Chinese Smartphone Companies:
There have been speculations that the ban could hurt smartphone companies like OnePlus, Realme, and Oppo. Chinese smartphone companies might be similarly affected in the long run due to the stigma surrounding Chinese products at the moment. Chinese smartphones make up a large part of the Indian market; every other person owns a Chinese smartphone because of their cost. The phones revolutionized the mid-low price segment of smartphones. OnePlus phones brought quality at an affordable cost, but might be affected in the long run. There is a certain hesitance that has formed towards buying Chinese products following the ban.

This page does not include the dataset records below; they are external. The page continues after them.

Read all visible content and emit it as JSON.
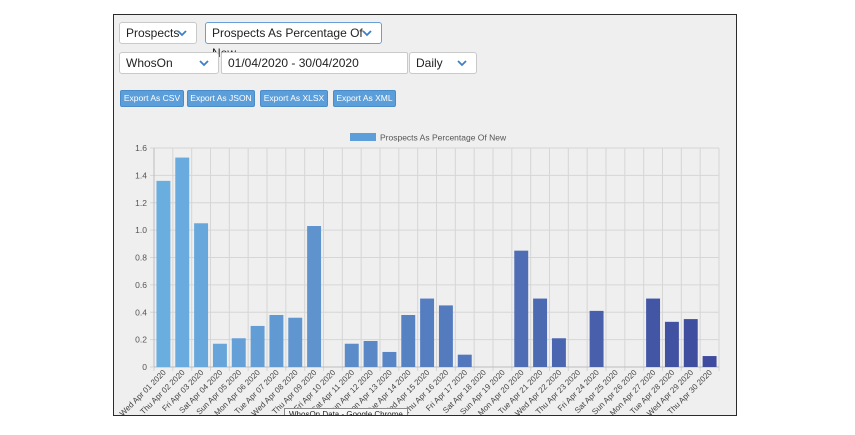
{
  "controls": {
    "metric_group": "Prospects",
    "metric": "Prospects As Percentage Of New",
    "site": "WhosOn",
    "date_range": "01/04/2020 - 30/04/2020",
    "granularity": "Daily"
  },
  "export_buttons": [
    "Export As CSV",
    "Export As JSON",
    "Export As XLSX",
    "Export As XML"
  ],
  "tooltip": "WhosOn Data - Google Chrome",
  "icons": {
    "dropdown": "chevron-down-icon"
  },
  "colors": {
    "accent": "#5b9ed9",
    "bar_start": "#6aaee0",
    "bar_end": "#3f4b9e"
  },
  "chart_data": {
    "type": "bar",
    "legend": "Prospects As Percentage Of New",
    "legend_position": "top",
    "grid": true,
    "ylim": [
      0,
      1.6
    ],
    "yticks": [
      "0",
      "0.2",
      "0.4",
      "0.6",
      "0.8",
      "1.0",
      "1.2",
      "1.4",
      "1.6"
    ],
    "categories": [
      "Wed Apr 01 2020",
      "Thu Apr 02 2020",
      "Fri Apr 03 2020",
      "Sat Apr 04 2020",
      "Sun Apr 05 2020",
      "Mon Apr 06 2020",
      "Tue Apr 07 2020",
      "Wed Apr 08 2020",
      "Thu Apr 09 2020",
      "Fri Apr 10 2020",
      "Sat Apr 11 2020",
      "Sun Apr 12 2020",
      "Mon Apr 13 2020",
      "Tue Apr 14 2020",
      "Wed Apr 15 2020",
      "Thu Apr 16 2020",
      "Fri Apr 17 2020",
      "Sat Apr 18 2020",
      "Sun Apr 19 2020",
      "Mon Apr 20 2020",
      "Tue Apr 21 2020",
      "Wed Apr 22 2020",
      "Thu Apr 23 2020",
      "Fri Apr 24 2020",
      "Sat Apr 25 2020",
      "Sun Apr 26 2020",
      "Mon Apr 27 2020",
      "Tue Apr 28 2020",
      "Wed Apr 29 2020",
      "Thu Apr 30 2020"
    ],
    "values": [
      1.36,
      1.53,
      1.05,
      0.17,
      0.21,
      0.3,
      0.38,
      0.36,
      1.03,
      0,
      0.17,
      0.19,
      0.11,
      0.38,
      0.5,
      0.45,
      0.09,
      0,
      0,
      0.85,
      0.5,
      0.21,
      0,
      0.41,
      0,
      0,
      0.5,
      0.33,
      0.35,
      0.08
    ]
  }
}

A lot of these smartphones come with pre-installed Chinese apps that have been banned. For example, the Xiaomi phones come with Mi video calling and the Mi app ecosystem, both of which have come under fire. While these apps will slowly be phased out and do not affect the functioning of the phone, there remains a certain apprehension before buying the phones now. Without their app ecosystems, these smartphones lose a significant advantage they had over other phones.
Effect on India?
While there’s a significant effect on Chinese apps and smartphones will the future bans have effects on India? There actually might be! A lot of the funding for our unicorns like PayTM, Zomato, and OLA came from Chinese conglomerates. It will be restricting the funding our own app producers receive overall.
There was also talk of ByteDance, the company that owns TikTok and more, investing upwards of $1 billion into India. This has since been suspended. This lack of investment comes with an effect on job creation and investment funds.
While there are one too many predictions for the future after the ban, nothing can definitive can be said. With the new list of upwards of 275 Chinese apps under investigation, it remains to be seen how many apps will be banned for the immediate future.